The first annual EAT Forum was hosted by the Stockholm Resilience Centre and the Stordalen Foundation to bring together environmental and health impacts of the food we eat. The forum was opened with the starting point that this is the first time environmental and health impacts of food are considered together.
It is time to acknowledge the fact that what we eat determines our health, and also accept that what we eat determines the health of our planet (SRC Director Johan Rockstrom, in the Guardian Food Hub blog).
Johan Rockström presents at Stockholm EAT Forum (Source: Kungahuset.se)
This is an important acknowledgement, and this forum for scientists, business leaders and politicians across many fields is a crucial step. However, I think it’s important to remember that many farmers all around the world have mastered this novel integration of health and environmental stewardship long ago. Read more about the EAT forum, and what the next steps are here.

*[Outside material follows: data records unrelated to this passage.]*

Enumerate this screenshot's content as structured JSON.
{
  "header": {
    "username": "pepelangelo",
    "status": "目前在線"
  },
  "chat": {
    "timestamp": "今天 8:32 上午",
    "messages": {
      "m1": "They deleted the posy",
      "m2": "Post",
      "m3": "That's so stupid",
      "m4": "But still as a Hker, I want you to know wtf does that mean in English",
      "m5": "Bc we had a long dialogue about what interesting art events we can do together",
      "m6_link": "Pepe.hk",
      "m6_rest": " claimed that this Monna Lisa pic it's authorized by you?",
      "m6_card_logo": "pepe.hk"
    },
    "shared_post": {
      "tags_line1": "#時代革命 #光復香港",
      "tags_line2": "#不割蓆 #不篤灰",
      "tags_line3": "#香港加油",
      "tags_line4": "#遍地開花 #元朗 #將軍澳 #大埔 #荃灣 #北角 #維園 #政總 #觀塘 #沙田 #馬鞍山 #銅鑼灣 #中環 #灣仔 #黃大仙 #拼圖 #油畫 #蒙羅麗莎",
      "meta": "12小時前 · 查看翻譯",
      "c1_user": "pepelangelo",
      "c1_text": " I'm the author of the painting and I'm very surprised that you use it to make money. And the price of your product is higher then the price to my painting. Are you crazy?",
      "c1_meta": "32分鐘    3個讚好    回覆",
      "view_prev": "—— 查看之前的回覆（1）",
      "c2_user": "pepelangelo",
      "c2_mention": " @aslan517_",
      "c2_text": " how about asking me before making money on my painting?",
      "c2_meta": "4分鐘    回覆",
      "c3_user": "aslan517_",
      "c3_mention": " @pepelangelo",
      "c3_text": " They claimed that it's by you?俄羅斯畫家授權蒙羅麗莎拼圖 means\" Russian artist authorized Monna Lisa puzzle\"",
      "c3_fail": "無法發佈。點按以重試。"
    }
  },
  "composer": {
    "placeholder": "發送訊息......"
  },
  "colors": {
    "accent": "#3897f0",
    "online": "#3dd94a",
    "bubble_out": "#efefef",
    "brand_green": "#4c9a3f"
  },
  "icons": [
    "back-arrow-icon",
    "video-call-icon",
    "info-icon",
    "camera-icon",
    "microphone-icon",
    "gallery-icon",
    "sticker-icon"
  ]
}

Shift from quantity to quality
There was a resounding shift of focus from quantitative to qualitative production. Many speakers emphasised the need to move away from increasing production, and work more on equitable distribution and reducing waste. A fantastic talk by Tristam Stuart from the Feeding 5000 campaign spoke about some great initiative like the Sale of Ugly Fruit and Vegetables in the UK (his TED talk on The Global Food Waste Scandal here). It would have been interesting to hear about the challenges in producing micro-nutrient rich foods in scarce areas.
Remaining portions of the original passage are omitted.